Prince Ofori wurde wütend. Damit entsprach er einem Klischee – dem des gefährlichen, starken, Schwarzen Mannes. Die Umstehenden bekamen Angst und schlossen sich zusammen, um die vermeintliche Bedrohung aus dem Laden zu drängen. Auf dem Video wirken sie wie ein Mob. Für die Menschen im Laden war sofort klar, wer hier Aggressor und wer das Opfer war, obwohl sie die Diskussion sicher nicht mitbekommen hatten.
Dann warf der Filialleiter einen Karton nach Ofori. Das macht man vielleicht, um eine Ratte zu verscheuchen, aber nicht, um einen Konflikt zwischen Kunden zu lösen. Auch wenn der Kunde keine Maske trug und eine kräftige Statur hat. Im Prozess zeigte Stephan P., dass er Konflikte gewöhnlich ähnlich angeht – gerade, wenn es um migrantische Kunden geht: Man müsse in Neukölln Arabern und Türken gegenüber laut werden, damit sie Respekt zeigen, sagte er.
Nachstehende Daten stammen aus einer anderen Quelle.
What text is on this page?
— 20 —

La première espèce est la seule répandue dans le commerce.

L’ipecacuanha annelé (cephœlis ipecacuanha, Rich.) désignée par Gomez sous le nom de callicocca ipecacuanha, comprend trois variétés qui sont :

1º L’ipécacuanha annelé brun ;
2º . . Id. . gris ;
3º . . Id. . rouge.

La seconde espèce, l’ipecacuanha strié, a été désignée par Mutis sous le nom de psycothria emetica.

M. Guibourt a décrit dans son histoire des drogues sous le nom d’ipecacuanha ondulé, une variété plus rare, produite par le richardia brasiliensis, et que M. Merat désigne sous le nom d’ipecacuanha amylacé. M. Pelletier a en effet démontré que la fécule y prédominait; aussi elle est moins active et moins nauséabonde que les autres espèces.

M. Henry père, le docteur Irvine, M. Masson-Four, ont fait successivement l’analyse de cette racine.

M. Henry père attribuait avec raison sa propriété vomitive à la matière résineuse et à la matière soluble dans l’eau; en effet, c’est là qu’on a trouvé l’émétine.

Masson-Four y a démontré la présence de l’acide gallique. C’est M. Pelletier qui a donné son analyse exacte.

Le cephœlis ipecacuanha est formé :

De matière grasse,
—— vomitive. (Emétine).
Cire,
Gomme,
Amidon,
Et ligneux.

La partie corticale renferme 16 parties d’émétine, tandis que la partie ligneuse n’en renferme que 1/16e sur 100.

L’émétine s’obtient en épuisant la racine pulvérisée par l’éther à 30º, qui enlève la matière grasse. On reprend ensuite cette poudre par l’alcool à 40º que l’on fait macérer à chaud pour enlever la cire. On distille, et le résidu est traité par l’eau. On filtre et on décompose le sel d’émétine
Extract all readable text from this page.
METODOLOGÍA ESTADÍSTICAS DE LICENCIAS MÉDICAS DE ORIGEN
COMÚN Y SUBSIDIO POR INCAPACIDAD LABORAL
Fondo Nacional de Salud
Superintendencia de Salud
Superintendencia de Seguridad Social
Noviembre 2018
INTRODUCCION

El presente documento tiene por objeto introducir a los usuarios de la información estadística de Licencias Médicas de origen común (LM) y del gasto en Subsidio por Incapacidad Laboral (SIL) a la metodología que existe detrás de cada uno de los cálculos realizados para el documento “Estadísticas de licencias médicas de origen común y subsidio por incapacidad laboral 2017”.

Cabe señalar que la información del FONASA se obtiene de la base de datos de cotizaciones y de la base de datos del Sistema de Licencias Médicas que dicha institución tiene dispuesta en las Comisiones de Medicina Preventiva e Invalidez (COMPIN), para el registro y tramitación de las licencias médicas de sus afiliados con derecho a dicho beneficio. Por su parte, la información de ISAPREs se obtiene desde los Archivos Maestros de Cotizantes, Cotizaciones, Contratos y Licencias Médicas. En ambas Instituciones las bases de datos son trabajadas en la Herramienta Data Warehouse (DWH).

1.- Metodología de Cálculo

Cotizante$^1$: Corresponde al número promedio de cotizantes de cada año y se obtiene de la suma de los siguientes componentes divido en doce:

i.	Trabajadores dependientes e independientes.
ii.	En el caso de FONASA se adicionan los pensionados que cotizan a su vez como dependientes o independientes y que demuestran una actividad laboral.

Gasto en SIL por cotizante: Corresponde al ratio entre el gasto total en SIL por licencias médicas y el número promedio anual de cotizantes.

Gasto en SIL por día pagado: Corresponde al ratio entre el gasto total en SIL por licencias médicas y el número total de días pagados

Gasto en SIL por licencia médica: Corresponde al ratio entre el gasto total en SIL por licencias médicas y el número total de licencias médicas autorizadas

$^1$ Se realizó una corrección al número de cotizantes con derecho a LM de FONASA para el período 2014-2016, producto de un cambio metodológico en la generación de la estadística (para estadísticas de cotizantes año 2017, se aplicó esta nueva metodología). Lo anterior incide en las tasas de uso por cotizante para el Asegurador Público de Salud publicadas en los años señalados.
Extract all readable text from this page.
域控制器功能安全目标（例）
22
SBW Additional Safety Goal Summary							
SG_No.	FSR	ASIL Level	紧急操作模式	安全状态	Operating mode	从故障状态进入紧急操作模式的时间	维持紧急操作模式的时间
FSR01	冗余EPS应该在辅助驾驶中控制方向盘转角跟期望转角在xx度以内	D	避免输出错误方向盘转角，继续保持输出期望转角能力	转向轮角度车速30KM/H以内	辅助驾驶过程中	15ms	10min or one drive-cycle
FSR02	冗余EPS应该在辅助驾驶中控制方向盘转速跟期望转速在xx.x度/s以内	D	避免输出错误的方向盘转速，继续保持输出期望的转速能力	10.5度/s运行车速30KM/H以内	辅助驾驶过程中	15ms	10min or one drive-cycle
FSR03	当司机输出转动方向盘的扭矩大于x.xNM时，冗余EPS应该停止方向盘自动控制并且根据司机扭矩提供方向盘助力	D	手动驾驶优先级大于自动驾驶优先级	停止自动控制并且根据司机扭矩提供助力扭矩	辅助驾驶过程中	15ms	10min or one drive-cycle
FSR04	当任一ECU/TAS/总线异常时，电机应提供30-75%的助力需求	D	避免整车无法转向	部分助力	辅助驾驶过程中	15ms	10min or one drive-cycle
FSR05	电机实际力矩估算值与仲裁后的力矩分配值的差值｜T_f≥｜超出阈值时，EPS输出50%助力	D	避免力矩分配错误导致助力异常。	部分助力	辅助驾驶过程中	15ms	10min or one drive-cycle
Echten Respekt verdient man so wohl kaum. Aber darum geht es dem Angeklagten wahrscheinlich gar nicht. Es geht ihm – genau wie dem alten Mann – um Macht. „Wo steht geschrieben, dass man das Wort nicht mehr sagen darf?“, fragte er Ofori im Video. Eine weitere Provokation statt Deeskalation, obwohl Ofori zu dem Zeitpunkt bereits am Ausgang des Ladens war.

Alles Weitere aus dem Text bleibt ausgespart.